Multi-Agent Reinforcement Learning and Real-Time Decision-Making in Robotic Soccer for Virtual Environments
Aya Taourirte, Md Sohag Mia
TL;DR
The paper tackles real-time decision-making and multi-granularity coordination in robotic soccer using a unified MARL framework. It combines a PPO-based action scheduler, a hierarchical RL architecture with options for high-level trajectory planning, and a mean-field approach to scale coordination among many agents. In Webots 4v4 NAO soccer simulations, PPO outperforms DQN, HRL enhances strategic play, and Mean-Field Actor-Critic delivers the best overall performance with 5.93 goals, 89.1% ball control, and 92.3% passing accuracy, while offering improved training stability. The work demonstrates scalable, cooperative multi-agent decision-making with potential applications to autonomous fleets and complex cooperative robotics tasks.
Abstract
The deployment of multi-agent systems in dynamic, adversarial environments like robotic soccer necessitates real-time decision-making, sophisticated cooperation, and scalable algorithms to avoid the curse of dimensionality. While Reinforcement Learning (RL) offers a promising framework, existing methods often struggle with the multi-granularity of tasks (long-term strategy vs. instant actions) and the complexity of large-scale agent interactions. This paper presents a unified Multi-Agent Reinforcement Learning (MARL) framework that addresses these challenges. First, we establish a baseline using Proximal Policy Optimization (PPO) within a client-server architecture for real-time action scheduling, with PPO demonstrating superior performance (4.32 avg. goals, 82.9% ball control). Second, we introduce a Hierarchical RL (HRL) structure based on the options framework to decompose the problem into a high-level trajectory planning layer (modeled as a Semi-Markov Decision Process) and a low-level action execution layer, improving global strategy (avg. goals increased to 5.26).

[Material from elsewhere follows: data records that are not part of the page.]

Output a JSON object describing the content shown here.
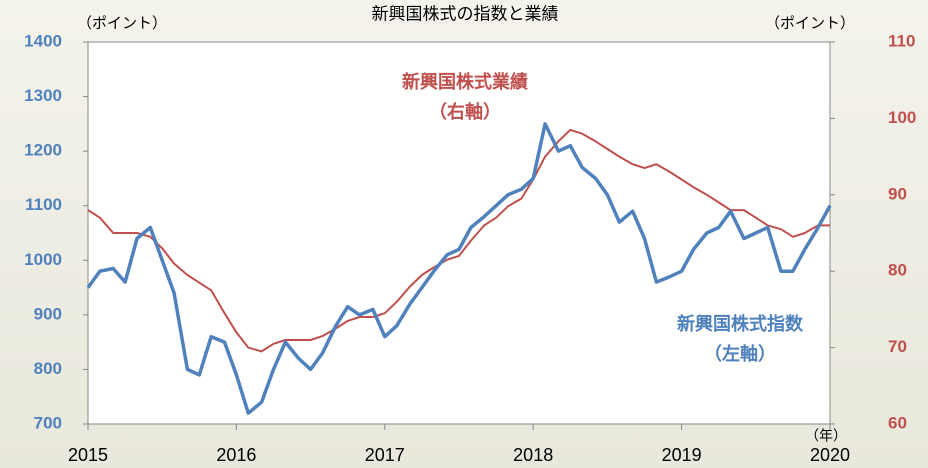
{
  "chart_data": {
    "type": "line",
    "title": "新興国株式の指数と業績",
    "y_label": "（ポイント）",
    "y2_label": "（ポイント）",
    "x_label": "（年）",
    "annotations": [
      "新興国株式業績",
      "（右軸）",
      "新興国株式指数",
      "（左軸）"
    ],
    "x": [
      2015,
      2015.08,
      2015.17,
      2015.25,
      2015.33,
      2015.42,
      2015.5,
      2015.58,
      2015.67,
      2015.75,
      2015.83,
      2015.92,
      2016,
      2016.08,
      2016.17,
      2016.25,
      2016.33,
      2016.42,
      2016.5,
      2016.58,
      2016.67,
      2016.75,
      2016.83,
      2016.92,
      2017,
      2017.08,
      2017.17,
      2017.25,
      2017.33,
      2017.42,
      2017.5,
      2017.58,
      2017.67,
      2017.75,
      2017.83,
      2017.92,
      2018,
      2018.08,
      2018.17,
      2018.25,
      2018.33,
      2018.42,
      2018.5,
      2018.58,
      2018.67,
      2018.75,
      2018.83,
      2018.92,
      2019,
      2019.08,
      2019.17,
      2019.25,
      2019.33,
      2019.42,
      2019.5,
      2019.58,
      2019.67,
      2019.75,
      2019.83,
      2019.92,
      2020
    ],
    "series": [
      {
        "name": "新興国株式指数",
        "color": "#4f81bd",
        "axis": "y",
        "values": [
          950,
          980,
          985,
          960,
          1040,
          1060,
          1000,
          940,
          800,
          790,
          860,
          850,
          790,
          720,
          740,
          800,
          850,
          820,
          800,
          830,
          880,
          915,
          900,
          910,
          860,
          880,
          920,
          950,
          980,
          1010,
          1020,
          1060,
          1080,
          1100,
          1120,
          1130,
          1150,
          1250,
          1200,
          1210,
          1170,
          1150,
          1120,
          1070,
          1090,
          1040,
          960,
          970,
          980,
          1020,
          1050,
          1060,
          1090,
          1040,
          1050,
          1060,
          980,
          980,
          1020,
          1060,
          1100
        ]
      },
      {
        "name": "新興国株式業績",
        "color": "#c0504d",
        "axis": "y2",
        "values": [
          88,
          87,
          85,
          85,
          85,
          84.5,
          83,
          81,
          79.5,
          78.5,
          77.5,
          74.5,
          72,
          70,
          69.5,
          70.5,
          71,
          71,
          71,
          71.5,
          72.5,
          73.5,
          74,
          74,
          74.5,
          76,
          78,
          79.5,
          80.5,
          81.5,
          82,
          84,
          86,
          87,
          88.5,
          89.5,
          92,
          95,
          97,
          98.5,
          98,
          97,
          96,
          95,
          94,
          93.5,
          94,
          93,
          92,
          91,
          90,
          89,
          88,
          88,
          87,
          86,
          85.5,
          84.5,
          85,
          86,
          86
        ]
      }
    ],
    "xlim": [
      2015,
      2020
    ],
    "xticks": [
      2015,
      2016,
      2017,
      2018,
      2019,
      2020
    ],
    "ylim": [
      700,
      1400
    ],
    "yticks": [
      700,
      800,
      900,
      1000,
      1100,
      1200,
      1300,
      1400
    ],
    "y2lim": [
      60,
      110
    ],
    "y2ticks": [
      60,
      70,
      80,
      90,
      100,
      110
    ]
  }
}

Finally, to ensure scalability, we integrate mean-field theory into the HRL framework, simplifying many-agent interactions into a single agent vs. the population average. Our mean-field actor-critic method achieves a significant performance boost (5.93 avg. goals, 89.1% ball control, 92.3% passing accuracy) and enhanced training stability. Extensive simulations of 4v4 matches in the Webots environment validate our approach, demonstrating its potential for robust, scalable, and cooperative behavior in complex multi-agent domains.